Agribusiness in Brazil has grown at high rates, supplying the national market and decisively cooperating with exports, especially beef products, positively influencing the Gross Domestic Product (GDP) year after year. With Brazil occupying a prominent position in this sector, it reflects an increase in research requirements and investments to improve quality and, consequently, in numbers, which generate economic development. One of the ways to make this growth viable is in genetic selection, with the improvement of favorable characteristics, through reproductive biotechnologies, such as in vitro production (IVP) and cryopreservation techniques. With the use of these biotechniques it is possible to store the genetic material of a donor for better use of surplus embryos. This study aimed to align the use of Transmission Electron Microscopy (TEM) in the ultrastructural evaluation of bovine embryos produced in fresh in vitro (GF) and after vitrification process in cryotop (GV). 15 embryos per group were fixed.
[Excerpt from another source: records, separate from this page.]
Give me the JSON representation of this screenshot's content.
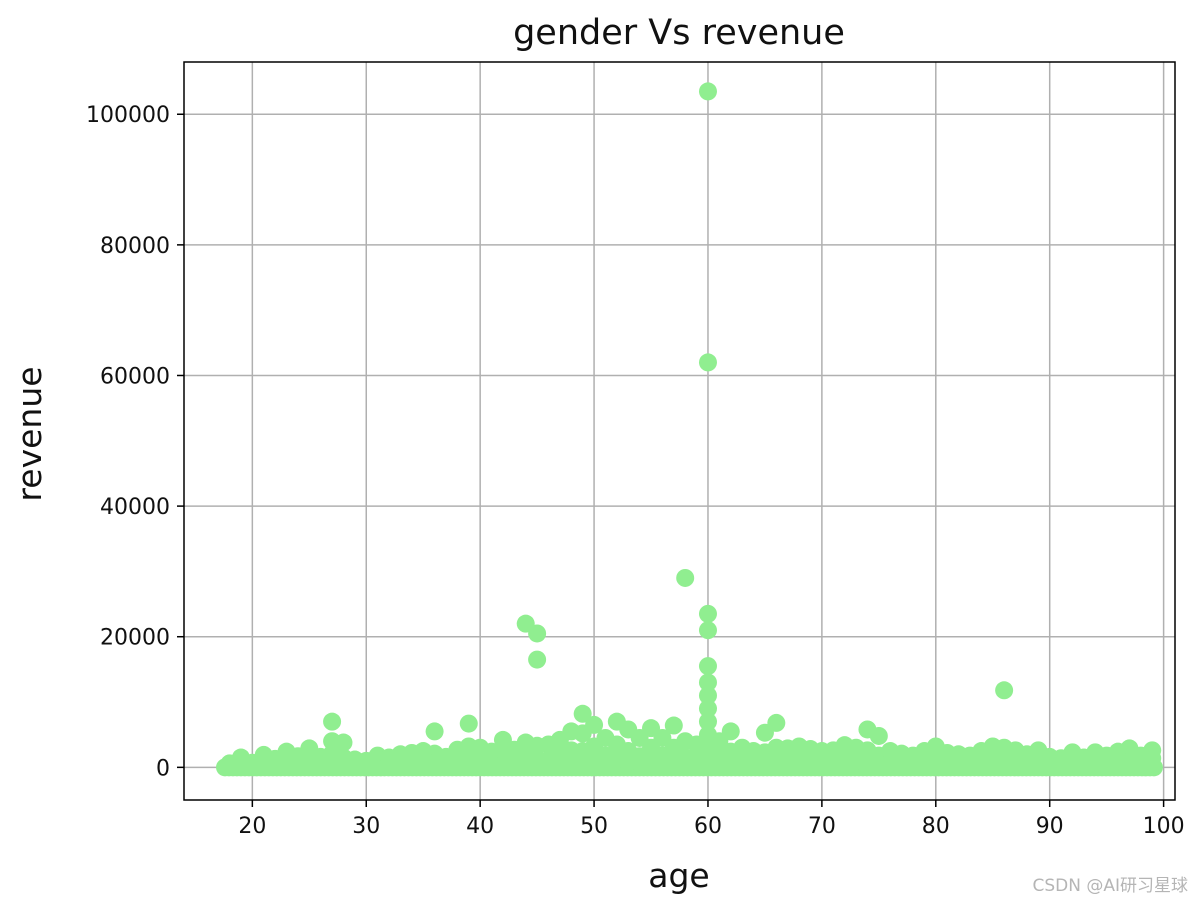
{
  "chart_data": {
    "type": "scatter",
    "title": "gender Vs revenue",
    "xlabel": "age",
    "ylabel": "revenue",
    "xlim": [
      14,
      101
    ],
    "ylim": [
      -5000,
      108000
    ],
    "xticks": [
      20,
      30,
      40,
      50,
      60,
      70,
      80,
      90,
      100
    ],
    "yticks": [
      0,
      20000,
      40000,
      60000,
      80000,
      100000
    ],
    "grid": true,
    "legend": false,
    "color": "#90ee90",
    "series": [
      {
        "points": [
          [
            18,
            600
          ],
          [
            18,
            150
          ],
          [
            19,
            1500
          ],
          [
            19,
            900
          ],
          [
            19,
            200
          ],
          [
            20,
            700
          ],
          [
            20,
            300
          ],
          [
            21,
            1900
          ],
          [
            21,
            1000
          ],
          [
            21,
            300
          ],
          [
            22,
            1300
          ],
          [
            22,
            500
          ],
          [
            23,
            2400
          ],
          [
            23,
            900
          ],
          [
            23,
            250
          ],
          [
            24,
            1700
          ],
          [
            24,
            600
          ],
          [
            25,
            2900
          ],
          [
            25,
            1200
          ],
          [
            25,
            300
          ],
          [
            26,
            1600
          ],
          [
            26,
            500
          ],
          [
            27,
            7000
          ],
          [
            27,
            4000
          ],
          [
            27,
            2100
          ],
          [
            27,
            800
          ],
          [
            27,
            200
          ],
          [
            28,
            3800
          ],
          [
            28,
            1500
          ],
          [
            28,
            400
          ],
          [
            29,
            1200
          ],
          [
            29,
            300
          ],
          [
            30,
            1000
          ],
          [
            30,
            250
          ],
          [
            31,
            1800
          ],
          [
            31,
            600
          ],
          [
            32,
            1500
          ],
          [
            32,
            400
          ],
          [
            33,
            2000
          ],
          [
            33,
            700
          ],
          [
            34,
            2200
          ],
          [
            34,
            800
          ],
          [
            34,
            200
          ],
          [
            35,
            2500
          ],
          [
            35,
            900
          ],
          [
            36,
            5500
          ],
          [
            36,
            2100
          ],
          [
            36,
            700
          ],
          [
            37,
            1600
          ],
          [
            37,
            500
          ],
          [
            38,
            2700
          ],
          [
            38,
            900
          ],
          [
            39,
            6700
          ],
          [
            39,
            3200
          ],
          [
            39,
            1000
          ],
          [
            39,
            300
          ],
          [
            40,
            3000
          ],
          [
            40,
            1100
          ],
          [
            41,
            2400
          ],
          [
            41,
            800
          ],
          [
            42,
            4200
          ],
          [
            42,
            1800
          ],
          [
            42,
            400
          ],
          [
            43,
            2700
          ],
          [
            43,
            900
          ],
          [
            44,
            22000
          ],
          [
            44,
            3800
          ],
          [
            44,
            1500
          ],
          [
            44,
            400
          ],
          [
            45,
            20500
          ],
          [
            45,
            16500
          ],
          [
            45,
            3300
          ],
          [
            45,
            1200
          ],
          [
            46,
            3500
          ],
          [
            46,
            1200
          ],
          [
            46,
            300
          ],
          [
            47,
            4200
          ],
          [
            47,
            1700
          ],
          [
            48,
            5500
          ],
          [
            48,
            2600
          ],
          [
            48,
            900
          ],
          [
            49,
            8200
          ],
          [
            49,
            5200
          ],
          [
            49,
            2500
          ],
          [
            49,
            800
          ],
          [
            50,
            6500
          ],
          [
            50,
            3200
          ],
          [
            50,
            1100
          ],
          [
            51,
            4500
          ],
          [
            51,
            1800
          ],
          [
            51,
            400
          ],
          [
            52,
            7000
          ],
          [
            52,
            3500
          ],
          [
            52,
            1200
          ],
          [
            53,
            5800
          ],
          [
            53,
            2500
          ],
          [
            53,
            800
          ],
          [
            54,
            4500
          ],
          [
            54,
            1700
          ],
          [
            55,
            6000
          ],
          [
            55,
            3000
          ],
          [
            55,
            1000
          ],
          [
            56,
            4500
          ],
          [
            56,
            1800
          ],
          [
            57,
            6400
          ],
          [
            57,
            3000
          ],
          [
            57,
            900
          ],
          [
            58,
            29000
          ],
          [
            58,
            4000
          ],
          [
            58,
            1500
          ],
          [
            59,
            3500
          ],
          [
            59,
            1200
          ],
          [
            60,
            103500
          ],
          [
            60,
            62000
          ],
          [
            60,
            23500
          ],
          [
            60,
            21000
          ],
          [
            60,
            15500
          ],
          [
            60,
            13000
          ],
          [
            60,
            11000
          ],
          [
            60,
            9000
          ],
          [
            60,
            7000
          ],
          [
            60,
            5000
          ],
          [
            60,
            3000
          ],
          [
            60,
            1000
          ],
          [
            61,
            4000
          ],
          [
            61,
            1500
          ],
          [
            62,
            5500
          ],
          [
            62,
            2400
          ],
          [
            62,
            700
          ],
          [
            63,
            3000
          ],
          [
            63,
            1000
          ],
          [
            64,
            2500
          ],
          [
            64,
            800
          ],
          [
            65,
            5300
          ],
          [
            65,
            2300
          ],
          [
            65,
            700
          ],
          [
            66,
            6800
          ],
          [
            66,
            3000
          ],
          [
            66,
            900
          ],
          [
            67,
            2900
          ],
          [
            67,
            1000
          ],
          [
            68,
            3200
          ],
          [
            68,
            1100
          ],
          [
            69,
            2800
          ],
          [
            69,
            900
          ],
          [
            70,
            2500
          ],
          [
            70,
            800
          ],
          [
            71,
            2600
          ],
          [
            71,
            800
          ],
          [
            72,
            3400
          ],
          [
            72,
            1200
          ],
          [
            73,
            3000
          ],
          [
            73,
            1000
          ],
          [
            74,
            5800
          ],
          [
            74,
            2600
          ],
          [
            74,
            800
          ],
          [
            75,
            4800
          ],
          [
            75,
            1800
          ],
          [
            76,
            2500
          ],
          [
            76,
            800
          ],
          [
            77,
            2100
          ],
          [
            77,
            700
          ],
          [
            78,
            1800
          ],
          [
            78,
            600
          ],
          [
            79,
            2500
          ],
          [
            79,
            800
          ],
          [
            80,
            3200
          ],
          [
            80,
            1100
          ],
          [
            81,
            2200
          ],
          [
            81,
            700
          ],
          [
            82,
            2000
          ],
          [
            82,
            600
          ],
          [
            83,
            1800
          ],
          [
            83,
            500
          ],
          [
            84,
            2500
          ],
          [
            84,
            800
          ],
          [
            85,
            3200
          ],
          [
            85,
            1100
          ],
          [
            86,
            11800
          ],
          [
            86,
            3000
          ],
          [
            86,
            1000
          ],
          [
            87,
            2600
          ],
          [
            87,
            800
          ],
          [
            88,
            2000
          ],
          [
            88,
            600
          ],
          [
            89,
            2600
          ],
          [
            89,
            800
          ],
          [
            90,
            1600
          ],
          [
            90,
            500
          ],
          [
            91,
            1400
          ],
          [
            91,
            400
          ],
          [
            92,
            2300
          ],
          [
            92,
            700
          ],
          [
            93,
            1500
          ],
          [
            93,
            400
          ],
          [
            94,
            2300
          ],
          [
            94,
            700
          ],
          [
            95,
            1800
          ],
          [
            95,
            500
          ],
          [
            96,
            2400
          ],
          [
            96,
            800
          ],
          [
            97,
            2900
          ],
          [
            97,
            900
          ],
          [
            98,
            1800
          ],
          [
            98,
            500
          ],
          [
            99,
            2600
          ],
          [
            99,
            1400
          ],
          [
            99,
            300
          ]
        ]
      }
    ]
  },
  "watermark": "CSDN @AI研习星球"
}
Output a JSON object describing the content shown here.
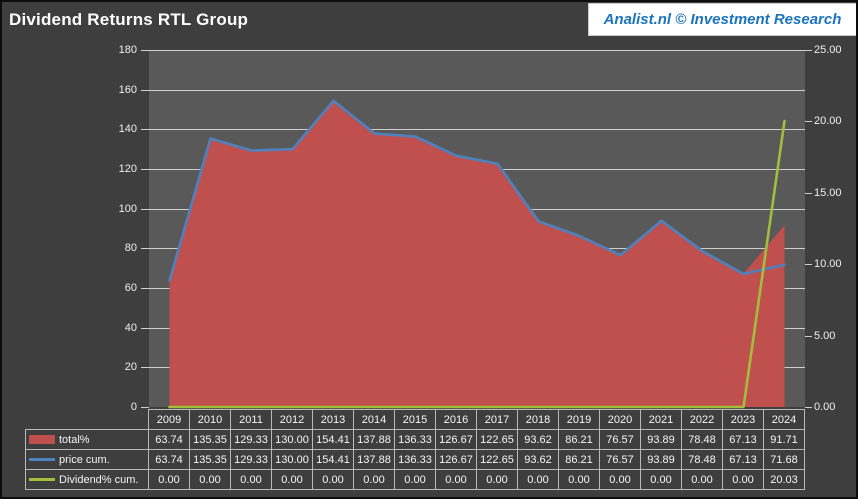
{
  "header": {
    "title": "Dividend Returns RTL Group",
    "badge": "Analist.nl © Investment Research"
  },
  "colors": {
    "page_background": "#3e3e3e",
    "plot_background": "#595959",
    "gridline": "#cfcfcf",
    "axis_text": "#efefef",
    "table_border": "#b9b9b9",
    "table_text": "#f5f5f5",
    "badge_background": "#ffffff",
    "badge_text": "#1b74bc",
    "title_text": "#ffffff",
    "series_red": "#c0504d",
    "series_blue": "#4f81bd",
    "series_green": "#a2be3c"
  },
  "chart_data": {
    "type": "area",
    "subtype": "combo area + 2 lines, dual axis, with data table",
    "title": "Dividend Returns RTL Group",
    "categories": [
      "2009",
      "2010",
      "2011",
      "2012",
      "2013",
      "2014",
      "2015",
      "2016",
      "2017",
      "2018",
      "2019",
      "2020",
      "2021",
      "2022",
      "2023",
      "2024"
    ],
    "series": [
      {
        "name": "total%",
        "type": "area",
        "axis": "left",
        "color": "#c0504d",
        "values": [
          63.74,
          135.35,
          129.33,
          130.0,
          154.41,
          137.88,
          136.33,
          126.67,
          122.65,
          93.62,
          86.21,
          76.57,
          93.89,
          78.48,
          67.13,
          91.71
        ]
      },
      {
        "name": "price cum.",
        "type": "line",
        "axis": "left",
        "color": "#4f81bd",
        "values": [
          63.74,
          135.35,
          129.33,
          130.0,
          154.41,
          137.88,
          136.33,
          126.67,
          122.65,
          93.62,
          86.21,
          76.57,
          93.89,
          78.48,
          67.13,
          71.68
        ]
      },
      {
        "name": "Dividend% cum.",
        "type": "line",
        "axis": "right",
        "color": "#a2be3c",
        "values": [
          0.0,
          0.0,
          0.0,
          0.0,
          0.0,
          0.0,
          0.0,
          0.0,
          0.0,
          0.0,
          0.0,
          0.0,
          0.0,
          0.0,
          0.0,
          20.03
        ]
      }
    ],
    "left_axis": {
      "min": 0,
      "max": 180,
      "step": 20,
      "decimals": 0
    },
    "right_axis": {
      "min": 0,
      "max": 25,
      "step": 5,
      "decimals": 2
    },
    "grid": true,
    "legend_position": "data-table-left"
  }
}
Each embryo was fixed separately, making ultrathin cuts and placed in an ideal medium for MET evaluation. This method gave relevance to the morphological analysis of mitochondria and their cristae, as well as demonstrating changes in the endoplasmic reticulum, golgi complex, microvilli in the trophectoderm and integrity of the zona pellucida after chemical treatments used during the vitrification process with cryotop. It was concluded that the cryotop vitrification process can cause ultrastructural alterations such as intracellular disorganization, dilation of organelles such as mitochondrial cristae, RER, REL and a decrease in the presence of ribosomes in the RER, since the morphological data visualized here in this experiment suggested that the maintenance of functional embryo viability after cryotop vitrification was maintained, making vitrification a method that, despite the stress on its organelles, maintained embryonic viability.